Кимлика пытается примирить либеральную теорию с мультикультурной реальностью. С его точки зрения, мультикультурализм представляет собой развитие либеральной идеи с некоторыми не очень значительными поправками, не долженствующими выделять его в самостоятельную теорию.
Кимлика работал и работает в традиции Дж. Роулза, который, уделив некоторое внимание проблемам неравенства и справедливости, сосредоточился на изучении мирного сосуществования людей с различными системами ценностей [Rawls, 1971; 1993]. Кимлика в целом разделяет нормативные убеждения Роулза. Однако он замечает, что либеральная теория, в соответствии с которой граждане будут считать себя свободными, когда государство (и все его институты, соответственно) гарантирует полный нейтралитет в отношении разнообразных религиозных и этических убеждений граждан (т.е. признает, что «нейтрально относится к любой концепции блага»), расходится с практикой либеральных демократий, от правительств которых некоторые проживающие на территории этих государств меньшинства требуют «особенного» к себе отношения. Их цель – добиться, чтобы государство признало их групповые права и, соответственно, вступало во взаимодействие с их представителями с учетом этих «дополнительных» (по сравнению с другими гражданами) прав. Кимлика полагает, что распространенная историческая интерпретация политического либерализма не вполне адекватна исторической реальности. В реальности политический либерализм, пишет он, развивался рука об руку с национализмом, предполагая, что государство должно защищать индивидуальные права граждан и процветание только одной исторической и культурной общности – национального государства [Kymlicka, 1995, p. 50–55]. Никаких особенных (и неприкосновенных) прав каких-либо групп внутри нее (культурных / национальных меньшинств) либеральная традиция никогда не рассматривала.

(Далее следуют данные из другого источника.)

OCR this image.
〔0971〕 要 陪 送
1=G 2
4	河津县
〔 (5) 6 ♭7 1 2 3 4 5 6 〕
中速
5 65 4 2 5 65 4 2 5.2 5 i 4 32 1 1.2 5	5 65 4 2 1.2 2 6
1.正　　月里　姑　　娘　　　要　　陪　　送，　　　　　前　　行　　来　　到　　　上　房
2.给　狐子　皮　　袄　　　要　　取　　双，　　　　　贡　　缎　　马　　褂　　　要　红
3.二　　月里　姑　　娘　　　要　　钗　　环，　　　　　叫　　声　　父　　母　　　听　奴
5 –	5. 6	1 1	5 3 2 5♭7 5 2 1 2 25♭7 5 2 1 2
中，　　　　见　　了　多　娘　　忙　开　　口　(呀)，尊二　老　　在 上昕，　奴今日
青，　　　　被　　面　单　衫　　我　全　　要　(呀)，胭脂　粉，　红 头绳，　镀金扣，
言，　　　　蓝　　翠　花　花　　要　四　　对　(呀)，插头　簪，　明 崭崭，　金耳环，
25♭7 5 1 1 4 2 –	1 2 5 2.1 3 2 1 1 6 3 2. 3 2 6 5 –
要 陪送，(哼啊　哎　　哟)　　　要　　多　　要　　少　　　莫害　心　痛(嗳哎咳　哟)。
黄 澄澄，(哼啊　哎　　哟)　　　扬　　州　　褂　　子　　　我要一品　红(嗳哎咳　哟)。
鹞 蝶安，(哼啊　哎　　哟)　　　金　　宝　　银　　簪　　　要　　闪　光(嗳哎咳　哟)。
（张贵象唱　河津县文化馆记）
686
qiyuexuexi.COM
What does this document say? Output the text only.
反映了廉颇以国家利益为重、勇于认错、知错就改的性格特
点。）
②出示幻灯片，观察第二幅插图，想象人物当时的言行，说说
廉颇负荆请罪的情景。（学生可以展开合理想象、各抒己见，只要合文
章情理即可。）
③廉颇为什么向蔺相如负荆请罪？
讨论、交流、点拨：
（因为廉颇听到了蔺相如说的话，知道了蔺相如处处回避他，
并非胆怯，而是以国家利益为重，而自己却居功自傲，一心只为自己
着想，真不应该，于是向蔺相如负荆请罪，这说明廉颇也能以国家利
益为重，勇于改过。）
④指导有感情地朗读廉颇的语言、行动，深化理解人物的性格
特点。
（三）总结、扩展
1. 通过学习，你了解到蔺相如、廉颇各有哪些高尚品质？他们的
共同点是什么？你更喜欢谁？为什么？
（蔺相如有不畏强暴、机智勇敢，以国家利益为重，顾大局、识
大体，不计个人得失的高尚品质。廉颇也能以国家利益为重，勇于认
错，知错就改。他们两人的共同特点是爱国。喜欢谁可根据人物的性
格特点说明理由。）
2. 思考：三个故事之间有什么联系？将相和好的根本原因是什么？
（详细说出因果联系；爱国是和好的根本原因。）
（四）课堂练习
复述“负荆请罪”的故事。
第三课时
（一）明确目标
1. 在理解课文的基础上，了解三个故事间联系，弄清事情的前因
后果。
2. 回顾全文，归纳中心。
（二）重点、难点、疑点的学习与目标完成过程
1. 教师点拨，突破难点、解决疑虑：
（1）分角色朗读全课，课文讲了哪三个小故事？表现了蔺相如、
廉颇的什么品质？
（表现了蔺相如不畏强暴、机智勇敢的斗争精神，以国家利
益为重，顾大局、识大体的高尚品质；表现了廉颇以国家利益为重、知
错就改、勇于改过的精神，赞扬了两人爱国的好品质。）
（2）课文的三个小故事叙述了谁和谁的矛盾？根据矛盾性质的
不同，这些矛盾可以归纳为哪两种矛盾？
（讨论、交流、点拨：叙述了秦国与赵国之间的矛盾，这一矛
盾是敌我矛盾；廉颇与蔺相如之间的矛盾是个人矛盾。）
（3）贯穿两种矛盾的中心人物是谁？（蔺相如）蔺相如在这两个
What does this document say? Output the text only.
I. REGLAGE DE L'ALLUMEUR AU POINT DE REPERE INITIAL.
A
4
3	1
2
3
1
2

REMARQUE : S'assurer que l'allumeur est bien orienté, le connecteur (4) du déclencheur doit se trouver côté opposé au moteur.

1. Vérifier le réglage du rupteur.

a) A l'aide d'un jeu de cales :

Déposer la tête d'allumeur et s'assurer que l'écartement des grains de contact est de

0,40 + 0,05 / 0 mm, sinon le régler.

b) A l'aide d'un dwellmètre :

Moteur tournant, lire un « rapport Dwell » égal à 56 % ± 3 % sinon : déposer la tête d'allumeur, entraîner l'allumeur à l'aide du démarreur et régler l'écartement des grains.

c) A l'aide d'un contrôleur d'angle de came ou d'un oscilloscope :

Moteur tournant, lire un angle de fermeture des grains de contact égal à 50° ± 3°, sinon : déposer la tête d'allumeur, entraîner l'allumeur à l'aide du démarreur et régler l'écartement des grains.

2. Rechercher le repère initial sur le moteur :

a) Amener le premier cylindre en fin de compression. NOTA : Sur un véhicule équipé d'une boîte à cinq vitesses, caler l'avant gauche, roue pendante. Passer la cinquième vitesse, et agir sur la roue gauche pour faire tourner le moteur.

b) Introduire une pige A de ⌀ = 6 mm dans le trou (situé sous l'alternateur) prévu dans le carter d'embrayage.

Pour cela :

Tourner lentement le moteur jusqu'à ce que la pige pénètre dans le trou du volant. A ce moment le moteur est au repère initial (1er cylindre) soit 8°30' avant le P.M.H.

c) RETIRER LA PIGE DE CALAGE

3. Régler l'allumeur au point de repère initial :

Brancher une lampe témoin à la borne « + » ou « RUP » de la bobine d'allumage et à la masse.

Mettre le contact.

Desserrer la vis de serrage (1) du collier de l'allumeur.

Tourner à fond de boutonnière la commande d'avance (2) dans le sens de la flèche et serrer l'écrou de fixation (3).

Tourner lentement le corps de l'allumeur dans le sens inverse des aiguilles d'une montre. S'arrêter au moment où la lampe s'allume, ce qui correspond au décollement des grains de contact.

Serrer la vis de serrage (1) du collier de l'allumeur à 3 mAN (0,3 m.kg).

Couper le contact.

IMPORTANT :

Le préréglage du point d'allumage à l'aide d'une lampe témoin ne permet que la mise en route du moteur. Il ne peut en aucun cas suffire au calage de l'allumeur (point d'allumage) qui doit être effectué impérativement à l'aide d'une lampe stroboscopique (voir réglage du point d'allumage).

Сегодня же, по мнению Кимлики, либеральная теория должна быть приведена в большее соответствие с реальностью. А в реальности квебекцы-франкофоны и североамериканские индейцы требуют у либерально-демократического государства защиты своих прав на ведение определенного образа жизни посредством предоставления некоторых прав не индивидам, но группам. Свобода вероисповедания, толерантность и отделение церкви от государства – классические основы либерализма. И то большое значение, которое Роулз, например, придает нейтральности государства, в этом смысле понятно. Однако, замечает Кимлика, такая нейтральность в отношении культуры на государственном уровне попросту недостижима [Kymlicka, 2001, p. 50; 1995, p. 108]. Любое, даже самое «нейтральное» и либеральное, государство вынуждено определять, сколько официальных языков у него будет и какие это будут языки. Аналогичным образом любое государство вынуждено определять, какие праздники (какой культуры) объявлять национальными (т.е. нерабочими днями) и т.д. Кимлика замечает, что такого рода решения имеют следствием разделение людей на тех, чьи культурные интересы (и запросы) удовлетворяются (они получают поддержку от государства в соблюдении своего стиля жизни, «признание» своей культурной «правоты»), и тех, кто должен «подстроить свой устав под чужой монастырь», что неминуемо приводит к фактическому разделению людей на первый и второй сорт.